To achieve panoptic occupancy (assigning unique IDs to "thing" classes like cars and pedestrians), the system avoids temporal fusion for dynamic objects to prevent "ghosting."

3D Box Fitting: Fits yaw-oriented 3D boxes to current-view instance candidates using PCA for orientation.
Filtering: Discards boxes with implausible sizes (e.g., a 5m box for a pedestrian) and removes geometric outliers via Interquartile Range (IQR) and PCA-based tests.
Merging & Re-assignment: Merges overlapping boxes of the same class based on Intersection-over-Smaller-Volume (IoSV). Points inside merged boxes get the instance ID; points outside are assigned to the nearest box or labeled "ignore."

D. Voxelization and Refinement

The fused point cloud is converted into a voxel grid with a deterministic 4-stage refinement stack:

Pinhole/Cavity Filling: Morphological closing to fill small holes in occupied regions.
Warmup Ego Completion: Fills the immediate ego-vehicle blind spot with "driveable surface" if no object evidence exists.
Conservative Neighborhood Coherence: Updates ambiguous voxels only if strong neighborhood agreement exists, protecting reliable and thin structures.
Background Cleanup & Instance Dilation: Reassigns "ignore" voxels and dilates instance IDs to fill gaps in occluded objects.

3. Key Contributions

Training-Free Inference: FreeOcc is the first pipeline to perform panoptic occupancy prediction without any target-domain training. It runs entirely on foundation model inference.
Open-Vocabulary Flexibility: By leveraging promptable models, the system can adapt to new semantic classes simply by changing text prompts, without retraining a 3D network.
Pseudo-Label Generation: The pipeline serves as a high-quality pseudo-label generator. When used to train downstream models (e.g., STCOcc), it achieves state-of-the-art weakly supervised performance.
New Baselines: Establishes the first baselines for both train-free and weakly supervised panoptic occupancy prediction on the Occ3D-nuScenes dataset.

4. Experimental Results

Evaluated on the Occ3D-nuScenes validation set:

Semantic Occupancy

Train-Free: Achieves 16.9 mIoU and 16.5 RayIoU.
- Outperforms the previous train-free baseline (ShelfOcc: 9.6 mIoU) by a significant margin (+7.3 points).
- Competitive with trained weakly supervised methods (e.g., GaussianFlowOcc: 17.1 mIoU).
Weakly Supervised (Pseudo-Label Training): When used to train STCOcc, it achieves 22.8 mIoU and 21.1 RayIoU, surpassing the previous state-of-the-art weakly supervised baseline (ShelfOcc+STCOcc: 20.0 RayIoU).
- Note: FreeOcc achieves this without using camera visibility masks during training, suggesting better generalization to hidden parts of the scene.

Panoptic Occupancy

Train-Free: 3.1 RayPQ.
Weakly Supervised: 3.9 RayPQ.
While lower than fully supervised methods (e.g., SparseOcc: 14.1 RayPQ), these results prove the feasibility of instance-aware prediction without 3D ground truth. The performance gap highlights that geometric alignment remains the primary bottleneck.

Ablation Studies

Prompt Design: Using synonyms in prompts (vs. raw class names) provided a +2.7 mIoU gain.
Refinement: The voxel refinement stack contributed +2.1 mIoU.
Instance Identification: The instance module provided the largest jump in Panoptic quality (RayPQ from 1.5 to 2.5 in the ablation).
Pose Dependency: Removing camera extrinsics (poses) caused a massive performance drop (mIoU dropped by 53%), indicating that accurate poses are currently essential for reliable 3D fusion.

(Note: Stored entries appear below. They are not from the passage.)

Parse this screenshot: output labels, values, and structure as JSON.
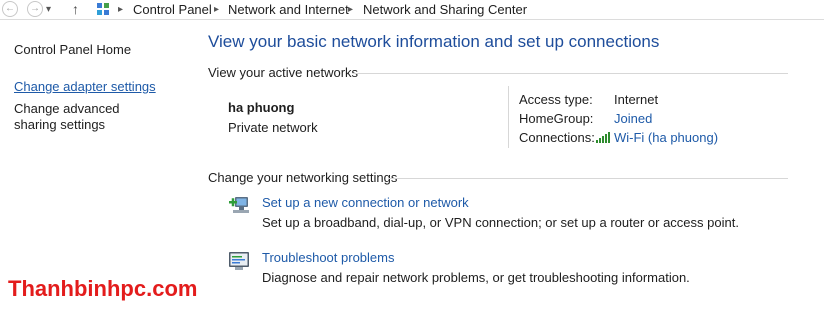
{
  "breadcrumb": {
    "items": [
      "Control Panel",
      "Network and Internet",
      "Network and Sharing Center"
    ]
  },
  "left_pane": {
    "home": "Control Panel Home",
    "adapter": "Change adapter settings",
    "sharing": "Change advanced sharing settings"
  },
  "main": {
    "title": "View your basic network information and set up connections",
    "active_section": "View your active networks",
    "network": {
      "name": "ha phuong",
      "type": "Private network",
      "access_type_label": "Access type:",
      "access_type_value": "Internet",
      "homegroup_label": "HomeGroup:",
      "homegroup_value": "Joined",
      "connections_label": "Connections:",
      "connections_value": "Wi-Fi (ha phuong)"
    },
    "settings_section": "Change your networking settings",
    "tasks": [
      {
        "link": "Set up a new connection or network",
        "desc": "Set up a broadband, dial-up, or VPN connection; or set up a router or access point.",
        "icon": "network-setup-icon"
      },
      {
        "link": "Troubleshoot problems",
        "desc": "Diagnose and repair network problems, or get troubleshooting information.",
        "icon": "troubleshoot-icon"
      }
    ]
  },
  "watermark": "Thanhbinhpc.com",
  "colors": {
    "title_blue": "#1e4d9b",
    "link_blue": "#1e5aa8",
    "watermark_red": "#e31c1c"
  }
}
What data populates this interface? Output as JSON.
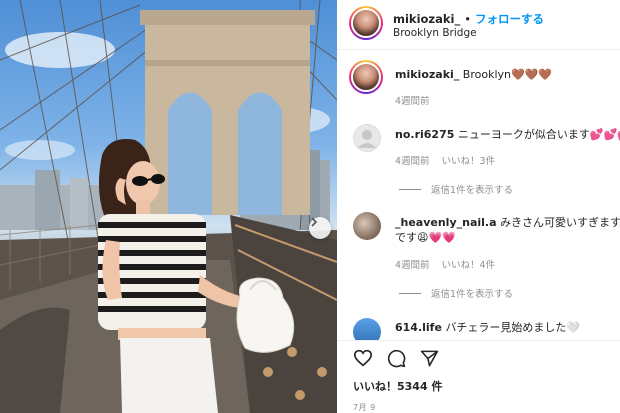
{
  "post": {
    "username": "mikiozaki_",
    "separator": "•",
    "follow_label": "フォローする",
    "location": "Brooklyn Bridge"
  },
  "caption": {
    "username": "mikiozaki_",
    "text": "Brooklyn🤎🤎🤎",
    "time": "4週間前"
  },
  "comments": [
    {
      "username": "no.ri6275",
      "text": "ニューヨークが似合います💕💕💕",
      "time": "4週間前",
      "likes": "いいね！3件",
      "replies": "返信1件を表示する"
    },
    {
      "username": "_heavenly_nail.a",
      "text": "みきさん可愛いすぎます❤",
      "text2": "です😩💗💗",
      "time": "4週間前",
      "likes": "いいね！4件",
      "replies": "返信1件を表示する"
    },
    {
      "username": "614.life",
      "text": "バチェラー見始めました🤍"
    }
  ],
  "likes_count": "いいね！5344 件",
  "date": "7月 9",
  "icons": {
    "like": "heart-icon",
    "comment": "comment-icon",
    "share": "share-icon",
    "next": "chevron-right-icon"
  }
}
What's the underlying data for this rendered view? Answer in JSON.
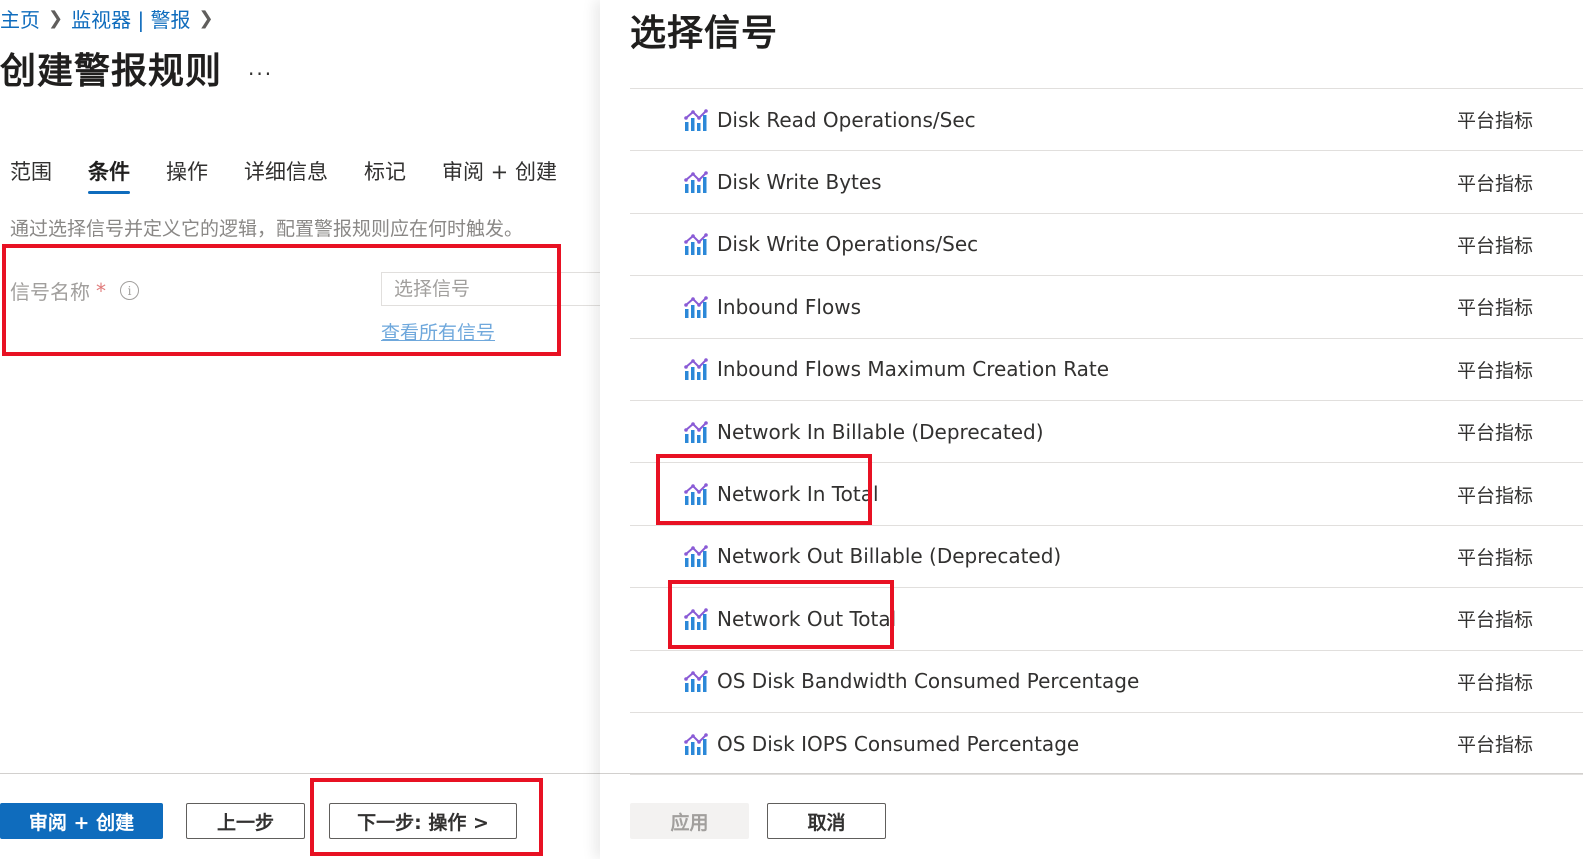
{
  "breadcrumb": {
    "home": "主页",
    "monitor_alerts": "监视器 | 警报"
  },
  "page": {
    "title": "创建警报规则",
    "more": "..."
  },
  "tabs": [
    {
      "label": "范围",
      "active": false
    },
    {
      "label": "条件",
      "active": true
    },
    {
      "label": "操作",
      "active": false
    },
    {
      "label": "详细信息",
      "active": false
    },
    {
      "label": "标记",
      "active": false
    },
    {
      "label": "审阅 + 创建",
      "active": false
    }
  ],
  "condition": {
    "description": "通过选择信号并定义它的逻辑，配置警报规则应在何时触发。",
    "signal_label": "信号名称",
    "required_mark": "*",
    "info": "i",
    "signal_placeholder": "选择信号",
    "view_all_link": "查看所有信号"
  },
  "footer": {
    "review_create": "审阅 + 创建",
    "previous": "上一步",
    "next": "下一步: 操作 >"
  },
  "panel": {
    "title": "选择信号",
    "signals": [
      {
        "name": "Disk Read Operations/Sec",
        "type": "平台指标"
      },
      {
        "name": "Disk Write Bytes",
        "type": "平台指标"
      },
      {
        "name": "Disk Write Operations/Sec",
        "type": "平台指标"
      },
      {
        "name": "Inbound Flows",
        "type": "平台指标"
      },
      {
        "name": "Inbound Flows Maximum Creation Rate",
        "type": "平台指标"
      },
      {
        "name": "Network In Billable (Deprecated)",
        "type": "平台指标"
      },
      {
        "name": "Network In Total",
        "type": "平台指标"
      },
      {
        "name": "Network Out Billable (Deprecated)",
        "type": "平台指标"
      },
      {
        "name": "Network Out Total",
        "type": "平台指标"
      },
      {
        "name": "OS Disk Bandwidth Consumed Percentage",
        "type": "平台指标"
      },
      {
        "name": "OS Disk IOPS Consumed Percentage",
        "type": "平台指标"
      }
    ],
    "apply": "应用",
    "cancel": "取消"
  },
  "colors": {
    "accent": "#0f6cbd",
    "highlight": "#e81123",
    "metric_icon_purple": "#8a5bd6",
    "metric_icon_blue": "#2b88d8"
  }
}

5. Significance and Conclusion

FreeOcc demonstrates that foundation models can bridge the gap between 2D perception and 3D scene understanding without the heavy cost of 3D annotation and training.

Practicality: It enables rapid deployment in new environments (e.g., different cities or sensor setups) where no labeled 3D data exists.
Future Direction: The paper identifies geometry quality and pose accuracy as the main bottlenecks. Future work should focus on making these pipelines robust to inaccurate poses and improving the geometric fidelity of foundation models to close the gap with fully supervised methods.

In summary, FreeOcc sets a new standard for label-free 3D perception, proving that training-free pipelines can match or exceed the performance of traditional weakly supervised methods while offering superior flexibility and adaptability.